While a uterine scar rupture during VBAC labour is rare, the consequences for the baby are serious. The immediate medical response is an emergency c-section.
If there is a lapse of time in diagnosing and responding to a uterine rupture, there is a greater risk of the baby/or placenta being pushed through the uterine wall and into the mother’s abdominal cavity. This increases the chances of the mother haemorrhaging, and the baby is more likely to be deprived of oxygen, causing brain damage and death.
The loss of the baby occurs in less than 6% of all uterine ruptures. As uterine scar rupture is itself a rare event, occurring in less than 1% of VBAC labours, the overall risk of losing a baby due to uterine rupture is extremely low. You are more likely to experience a cord prolapse or placental abruption during a VBAC labour than uterine rupture. Babies are more at risk of dying from those rare complications than of uterine scar rupture.
What puts me at high risk of scar rupture?

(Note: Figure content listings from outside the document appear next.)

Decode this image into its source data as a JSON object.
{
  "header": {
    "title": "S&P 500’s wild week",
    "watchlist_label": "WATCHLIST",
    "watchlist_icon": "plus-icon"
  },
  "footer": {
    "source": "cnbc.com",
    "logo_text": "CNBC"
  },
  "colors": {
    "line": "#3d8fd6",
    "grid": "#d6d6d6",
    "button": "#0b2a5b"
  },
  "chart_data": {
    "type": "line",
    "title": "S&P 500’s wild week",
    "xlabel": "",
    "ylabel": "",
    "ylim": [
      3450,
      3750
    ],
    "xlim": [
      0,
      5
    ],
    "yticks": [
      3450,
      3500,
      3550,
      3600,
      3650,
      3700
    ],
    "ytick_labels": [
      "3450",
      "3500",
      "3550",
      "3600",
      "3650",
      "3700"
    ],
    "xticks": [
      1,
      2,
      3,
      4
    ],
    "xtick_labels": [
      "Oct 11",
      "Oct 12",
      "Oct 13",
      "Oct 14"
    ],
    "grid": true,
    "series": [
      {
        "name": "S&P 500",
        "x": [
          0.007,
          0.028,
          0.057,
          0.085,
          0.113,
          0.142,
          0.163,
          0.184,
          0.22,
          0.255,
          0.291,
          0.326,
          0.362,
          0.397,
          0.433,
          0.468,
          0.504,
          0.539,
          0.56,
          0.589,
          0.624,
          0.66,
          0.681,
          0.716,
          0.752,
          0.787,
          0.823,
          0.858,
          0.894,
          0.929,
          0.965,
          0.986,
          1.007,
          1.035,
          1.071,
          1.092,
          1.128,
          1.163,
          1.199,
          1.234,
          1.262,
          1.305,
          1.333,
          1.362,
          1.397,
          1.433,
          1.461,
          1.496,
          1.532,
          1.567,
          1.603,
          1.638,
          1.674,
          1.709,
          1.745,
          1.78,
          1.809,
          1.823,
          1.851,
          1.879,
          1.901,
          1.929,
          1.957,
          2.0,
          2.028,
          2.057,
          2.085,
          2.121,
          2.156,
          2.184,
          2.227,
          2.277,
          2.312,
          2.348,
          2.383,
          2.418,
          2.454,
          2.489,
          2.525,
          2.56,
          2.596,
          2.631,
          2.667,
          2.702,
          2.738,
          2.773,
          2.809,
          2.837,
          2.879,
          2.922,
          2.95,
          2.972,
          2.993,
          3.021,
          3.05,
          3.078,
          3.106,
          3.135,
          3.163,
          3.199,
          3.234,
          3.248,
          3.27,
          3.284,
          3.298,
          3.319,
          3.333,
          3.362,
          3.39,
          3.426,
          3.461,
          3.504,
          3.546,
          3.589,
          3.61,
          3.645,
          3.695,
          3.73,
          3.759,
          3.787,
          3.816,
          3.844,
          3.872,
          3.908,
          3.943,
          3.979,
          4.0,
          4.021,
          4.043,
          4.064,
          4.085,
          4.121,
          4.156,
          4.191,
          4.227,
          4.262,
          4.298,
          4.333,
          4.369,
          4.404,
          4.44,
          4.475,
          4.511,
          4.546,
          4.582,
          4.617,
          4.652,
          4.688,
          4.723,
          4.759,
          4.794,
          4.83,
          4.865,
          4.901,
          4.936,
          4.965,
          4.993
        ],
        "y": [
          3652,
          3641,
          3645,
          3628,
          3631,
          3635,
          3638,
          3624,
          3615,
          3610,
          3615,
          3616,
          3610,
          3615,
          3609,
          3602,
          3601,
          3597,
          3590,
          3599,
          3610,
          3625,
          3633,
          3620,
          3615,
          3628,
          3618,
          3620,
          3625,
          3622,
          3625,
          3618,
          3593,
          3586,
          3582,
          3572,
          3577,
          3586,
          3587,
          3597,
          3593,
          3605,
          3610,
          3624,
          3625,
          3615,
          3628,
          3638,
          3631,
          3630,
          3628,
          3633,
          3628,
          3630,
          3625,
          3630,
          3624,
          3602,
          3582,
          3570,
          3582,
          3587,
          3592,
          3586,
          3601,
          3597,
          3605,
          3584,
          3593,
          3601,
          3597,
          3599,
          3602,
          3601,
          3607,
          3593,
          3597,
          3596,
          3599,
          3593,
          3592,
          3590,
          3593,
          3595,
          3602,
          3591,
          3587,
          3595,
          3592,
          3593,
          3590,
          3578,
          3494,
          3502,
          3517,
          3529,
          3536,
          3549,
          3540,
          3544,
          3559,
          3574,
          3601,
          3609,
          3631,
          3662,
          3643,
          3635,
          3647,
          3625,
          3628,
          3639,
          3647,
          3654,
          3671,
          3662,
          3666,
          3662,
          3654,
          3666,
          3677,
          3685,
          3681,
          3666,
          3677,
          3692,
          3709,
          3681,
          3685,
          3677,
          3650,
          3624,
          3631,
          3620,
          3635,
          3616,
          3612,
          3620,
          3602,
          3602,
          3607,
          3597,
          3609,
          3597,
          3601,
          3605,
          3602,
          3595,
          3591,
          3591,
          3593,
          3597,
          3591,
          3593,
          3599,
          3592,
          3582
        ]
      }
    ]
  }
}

There are rare situations when your risk of scar rupture is greater if you attempt labour after a c-section. These risk factors are believed to affect about 10 out of every 100 women:
- The previous c-section was a classic or T-shaped incision. Classic incisions are vertical cuts made in the upper part of the uterus. T-shaped (or inverted T) are incisions that involve a vertical and horizontal cut. The risk of rupture for these scars has been reported to be between 4% and 9%.
- Previous uterine surgery for reproductive or gynaecologic problems
- Ultrasound during late pregnancy may detect the scar area has thinned to less than 2.5 millimetres
- During a previous labour a uterine scar has ruptured.
It important that women planning a VBAC have access to evidence based information and the support of their care provider in order to make the best decision for their personal circumstances. Most women have a good chance of success for a VBAC and should choose care providers who are trained and experienced in attending VBAC births in order to maximise their chances of a successful birth outcome.